Image: Jaganmohan Reddy
Photographs: SnapsIndia

But at the same time, you cannot ignore the demonstrations and rallies that are held for the cause of Telangana either?

Demonstrating is a fundamental right. But you cannot hold a city to ransom. Colleges in coastal Andhra and Rayalaseema already have finished more portions of their syllabus than colleges in Telangana. Why should school, college students and labour class suffer? Why stop work in the city, why stop economic activity? 
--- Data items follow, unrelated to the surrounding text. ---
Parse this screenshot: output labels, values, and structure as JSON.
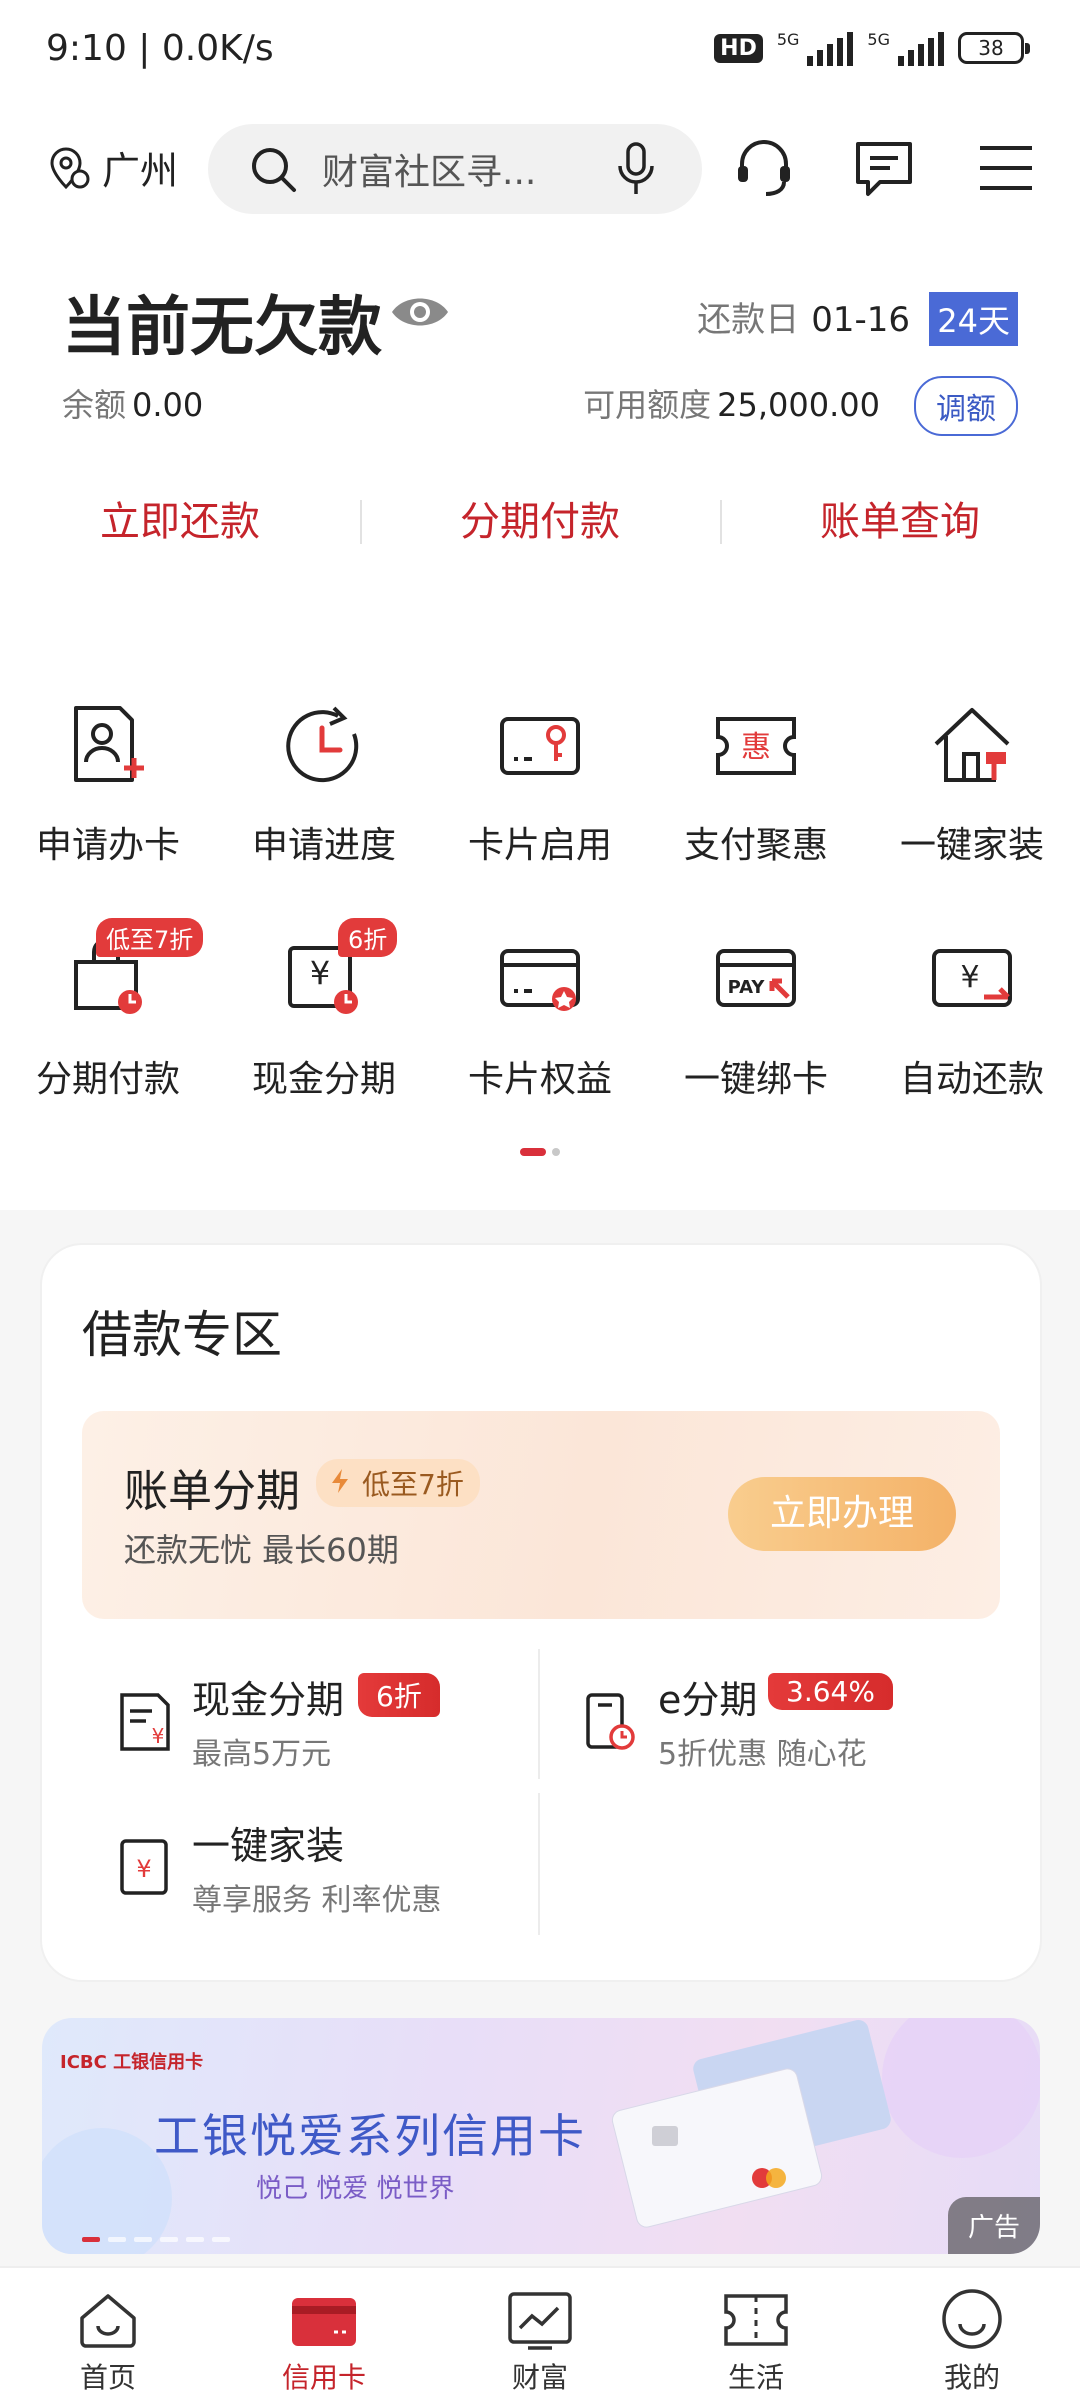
{
  "status_bar": {
    "time": "9:10 | 0.0K/s",
    "hd": "HD",
    "network": "5G",
    "battery": "38"
  },
  "top_bar": {
    "location": "广州",
    "search_placeholder": "财富社区寻..."
  },
  "summary": {
    "debt_status": "当前无欠款",
    "repay_day_label": "还款日",
    "repay_day": "01-16",
    "days_left": "24天",
    "balance_label": "余额",
    "balance": "0.00",
    "credit_label": "可用额度",
    "credit": "25,000.00",
    "adjust_label": "调额",
    "actions": [
      "立即还款",
      "分期付款",
      "账单查询"
    ]
  },
  "services": {
    "row1": [
      {
        "label": "申请办卡",
        "icon": "apply-card-icon"
      },
      {
        "label": "申请进度",
        "icon": "progress-icon"
      },
      {
        "label": "卡片启用",
        "icon": "card-activate-icon"
      },
      {
        "label": "支付聚惠",
        "icon": "payment-deals-icon"
      },
      {
        "label": "一键家装",
        "icon": "home-decor-icon"
      }
    ],
    "row2": [
      {
        "label": "分期付款",
        "icon": "installment-icon",
        "tag": "低至7折"
      },
      {
        "label": "现金分期",
        "icon": "cash-installment-icon",
        "tag": "6折"
      },
      {
        "label": "卡片权益",
        "icon": "card-benefits-icon"
      },
      {
        "label": "一键绑卡",
        "icon": "bind-card-icon"
      },
      {
        "label": "自动还款",
        "icon": "auto-repay-icon"
      }
    ]
  },
  "loan_zone": {
    "title": "借款专区",
    "bill": {
      "title": "账单分期",
      "tag": "低至7折",
      "subtitle": "还款无忧 最长60期",
      "button": "立即办理"
    },
    "items": [
      {
        "name": "现金分期",
        "badge": "6折",
        "sub": "最高5万元"
      },
      {
        "name": "e分期",
        "badge": "3.64%",
        "sub": "5折优惠 随心花"
      },
      {
        "name": "一键家装",
        "sub": "尊享服务 利率优惠"
      }
    ]
  },
  "banner": {
    "brand": "ICBC 工银信用卡",
    "title": "工银悦爱系列信用卡",
    "subtitle": "悦己 悦爱 悦世界",
    "ad_label": "广告"
  },
  "bottom_nav": [
    "首页",
    "信用卡",
    "财富",
    "生活",
    "我的"
  ],
  "colors": {
    "brand_red": "#c5242b",
    "accent_blue": "#4a6ad6",
    "orange": "#f4b268"
  }
}
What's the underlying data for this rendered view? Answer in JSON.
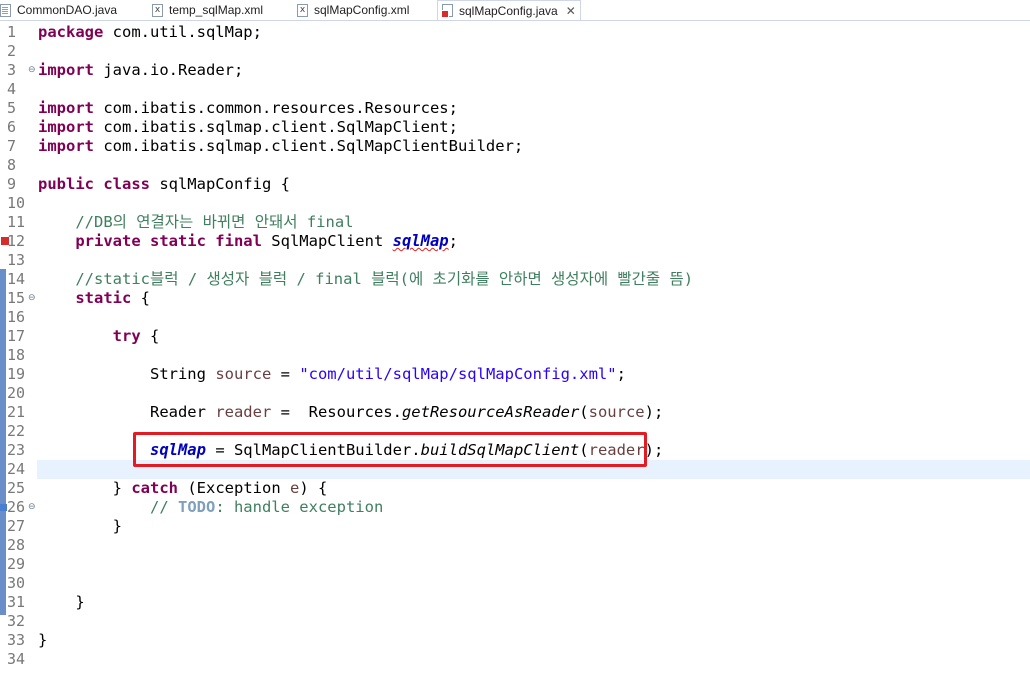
{
  "tabs": [
    {
      "label": "CommonDAO.java",
      "icon": "java-file-icon"
    },
    {
      "label": "temp_sqlMap.xml",
      "icon": "xml-file-icon"
    },
    {
      "label": "sqlMapConfig.xml",
      "icon": "xml-file-icon"
    },
    {
      "label": "sqlMapConfig.java",
      "icon": "java-error-file-icon",
      "active": true,
      "close": "✕"
    }
  ],
  "lines": [
    {
      "n": "1"
    },
    {
      "n": "2"
    },
    {
      "n": "3"
    },
    {
      "n": "4"
    },
    {
      "n": "5"
    },
    {
      "n": "6"
    },
    {
      "n": "7"
    },
    {
      "n": "8"
    },
    {
      "n": "9"
    },
    {
      "n": "10"
    },
    {
      "n": "11"
    },
    {
      "n": "12"
    },
    {
      "n": "13"
    },
    {
      "n": "14"
    },
    {
      "n": "15"
    },
    {
      "n": "16"
    },
    {
      "n": "17"
    },
    {
      "n": "18"
    },
    {
      "n": "19"
    },
    {
      "n": "20"
    },
    {
      "n": "21"
    },
    {
      "n": "22"
    },
    {
      "n": "23"
    },
    {
      "n": "24"
    },
    {
      "n": "25"
    },
    {
      "n": "26"
    },
    {
      "n": "27"
    },
    {
      "n": "28"
    },
    {
      "n": "29"
    },
    {
      "n": "30"
    },
    {
      "n": "31"
    },
    {
      "n": "32"
    },
    {
      "n": "33"
    },
    {
      "n": "34"
    }
  ],
  "code": {
    "l1_kw": "package",
    "l1_rest": " com.util.sqlMap;",
    "l3_kw": "import",
    "l3_rest": " java.io.Reader;",
    "l5_kw": "import",
    "l5_rest": " com.ibatis.common.resources.Resources;",
    "l6_kw": "import",
    "l6_rest": " com.ibatis.sqlmap.client.SqlMapClient;",
    "l7_kw": "import",
    "l7_rest": " com.ibatis.sqlmap.client.SqlMapClientBuilder;",
    "l9_kw": "public class",
    "l9_rest": " sqlMapConfig {",
    "l11_indent": "    ",
    "l11_cm": "//DB의 연결자는 바뀌면 안돼서 final",
    "l12_indent": "    ",
    "l12_kw": "private static final",
    "l12_type": " SqlMapClient ",
    "l12_field": "sqlMap",
    "l12_end": ";",
    "l14_indent": "    ",
    "l14_cm": "//static블럭 / 생성자 블럭 / final 블럭(에 초기화를 안하면 생성자에 빨간줄 뜸)",
    "l15_indent": "    ",
    "l15_kw": "static",
    "l15_rest": " {",
    "l17_indent": "        ",
    "l17_kw": "try",
    "l17_rest": " {",
    "l19_indent": "            ",
    "l19_type": "String ",
    "l19_var": "source",
    "l19_eq": " = ",
    "l19_str": "\"com/util/sqlMap/sqlMapConfig.xml\"",
    "l19_end": ";",
    "l21_indent": "            ",
    "l21_type": "Reader ",
    "l21_var": "reader",
    "l21_eq": " =  Resources.",
    "l21_method": "getResourceAsReader",
    "l21_open": "(",
    "l21_arg": "source",
    "l21_end": ");",
    "l23_indent": "            ",
    "l23_field": "sqlMap",
    "l23_eq": " = SqlMapClientBuilder.",
    "l23_method": "buildSqlMapClient",
    "l23_open": "(",
    "l23_arg": "reader",
    "l23_end": ");",
    "l25_indent": "        ",
    "l25_a": "} ",
    "l25_kw": "catch",
    "l25_b": " (Exception ",
    "l25_var": "e",
    "l25_c": ") {",
    "l26_indent": "            ",
    "l26_cm1": "// ",
    "l26_todo": "TODO",
    "l26_cm2": ": handle exception",
    "l27_indent": "        ",
    "l27_rest": "}",
    "l31_indent": "    ",
    "l31_rest": "}",
    "l33_rest": "}"
  },
  "colors": {
    "keyword": "#7f0055",
    "comment": "#3f7f5f",
    "string": "#2a00ff",
    "field": "#0000c0",
    "highlight_box": "#e31b23",
    "current_line": "#e8f2fe"
  }
}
Do you see support in Hyderabad for a separate Telangana state?

See, the Telangana Rastriya Samithi today does not have a single legislator or corporator in Hyderabad. In the city and surrounding areas, the party has not found favour in electoral battles, which to my mind is the ultimate test. And if they continue to behave like this, whatever little support they may have also will evaporate. 

Where do you see the Telangana movement going from here then?

There is a clear division within the movement. Vimalakka criticising K Chandrasekhar Rao is a sign. Kodandaram versus KCR is another. Congress leaders are feeling left out because they are cross that their high command is only listening to KCR. 

You are quite close to Jagan Reddy. Do you see him emerging as a strong force in Andhra Pradesh?

He is a force to reckon with. We have to accept that he has been able to fill in the leadership vacuum caused after YSR's death, to a certain extent. Whether he can continue his electoral success that he tasted in the byelections in June, will depend on his strategy from now on.